Mit der Aufnahme des BFH-Urteils in den geänderten AEAO hat sich die Finanzverwaltung der Auffassung des obersten deutschen Finanzgerichtes angeschlossen, dass ein steuerbegünstigter Zweckbetrieb Wohlfahrtspflege im Sinne von § 66 AO nicht mehr vorliegt, wenn die Tätigkeit in erster Linie auf der Mehrung des eigenen Vermögens gerichtet ist.

Ab dem 1. Januar 2016 ist damit die Erzielung von Gewinnen für die steuerbegünstigte Körperschaft im Bereich der Wohlfahrtspflege (§ 66 AO) nur noch unschädlich möglich, wenn diese in gewissem Umfang - z.B. zum Inflationsausgleich oder zur Finanzierung von betrieblichen Erhaltungs- und Modernisierungsmaßnahmen - geboten sind.

Unschädlich ist laut dem geänderten AEAO auch die Mitfinanzierung anderer Zweckbetriebe im Sinne des § 66 AO (z.B. ambulanter Pflegedienst, Kleiderkammer, Beratungsstellen, Essen auf Rädern), nicht jedoch die Finanzierung anderer Zweckbetriebe nach § 65 AO, § 67 AO (Krankenhaus), 67a AO und § 68 AO (Altenheim) durch entsprechende Gewinne, da damit ein Handeln "des Erwerbs wegen" vorliegt.
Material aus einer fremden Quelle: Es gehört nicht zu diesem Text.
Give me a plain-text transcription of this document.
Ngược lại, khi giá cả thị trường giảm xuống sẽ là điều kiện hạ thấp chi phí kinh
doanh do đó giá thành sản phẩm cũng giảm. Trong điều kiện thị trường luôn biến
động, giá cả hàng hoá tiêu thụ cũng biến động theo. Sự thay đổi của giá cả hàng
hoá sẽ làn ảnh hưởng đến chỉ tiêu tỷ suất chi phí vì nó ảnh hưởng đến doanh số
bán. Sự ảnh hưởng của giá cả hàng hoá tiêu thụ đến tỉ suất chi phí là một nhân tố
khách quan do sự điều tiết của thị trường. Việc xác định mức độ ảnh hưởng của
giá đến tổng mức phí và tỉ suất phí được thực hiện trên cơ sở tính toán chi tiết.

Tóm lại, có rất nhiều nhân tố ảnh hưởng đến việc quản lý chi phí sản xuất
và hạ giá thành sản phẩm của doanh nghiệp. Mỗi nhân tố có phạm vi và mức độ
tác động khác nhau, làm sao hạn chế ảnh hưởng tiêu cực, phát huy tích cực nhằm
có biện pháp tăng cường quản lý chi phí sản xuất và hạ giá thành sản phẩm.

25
Aufgrund der geänderten Verwaltungsauffassung bezüglich des Verbots eines "Gewinnstrebens" sollten steuerbegünstigte Körperschaften, die Träger eines Zweckbetriebes "Wohlfahrtspflege" (§ 66 AO) sind, die einzelnen Aktivitäten der Wohlfahrtspflege aufzählen und über eine innerbetriebliche Dokumentation (z.B. Kostenstellenrechnung) mögliche Gewinnpotentiale erkennen.

In einem zweiten Schritt ist dann für die einzelne Tätigkeit der unschädliche Gewinnbedarf für einen Inflationsausgleich sowie ein etwaiger betrieblicher Erhaltungs- und Modernisierungsbedarf zu ermitteln und ein möglicher Gewinnausgleich zwischen den Tätigkeiten zu prüfen.

Wie die Finanzverwaltung mit dieser verschärften Auffassung umgeht, können wir noch nicht erkennen. Vielleicht gewährt die Finanzverwaltung aus Billigkeitsgründen eine Übergangsregelung, da das Verbot eines "Gewinnstrebens" im Zweckbetrieb Wohlfahrtspflege (§ 66 AO) für alle Beteiligten überraschend in dem zum 1. Januar 2016 geänderten AEAO übernommen wurde. Sollte dies der Fall sein, werden wir Sie zeitnah informieren.

Gleichwohl sollten betroffene steuerbegünstigte Körperschaften die aufgezeigten Maßnahmen intern diskutieren und entsprechende Umsetzungsmöglichkeiten anstoßen, um bei Bedarf zeitnah reagieren zu können.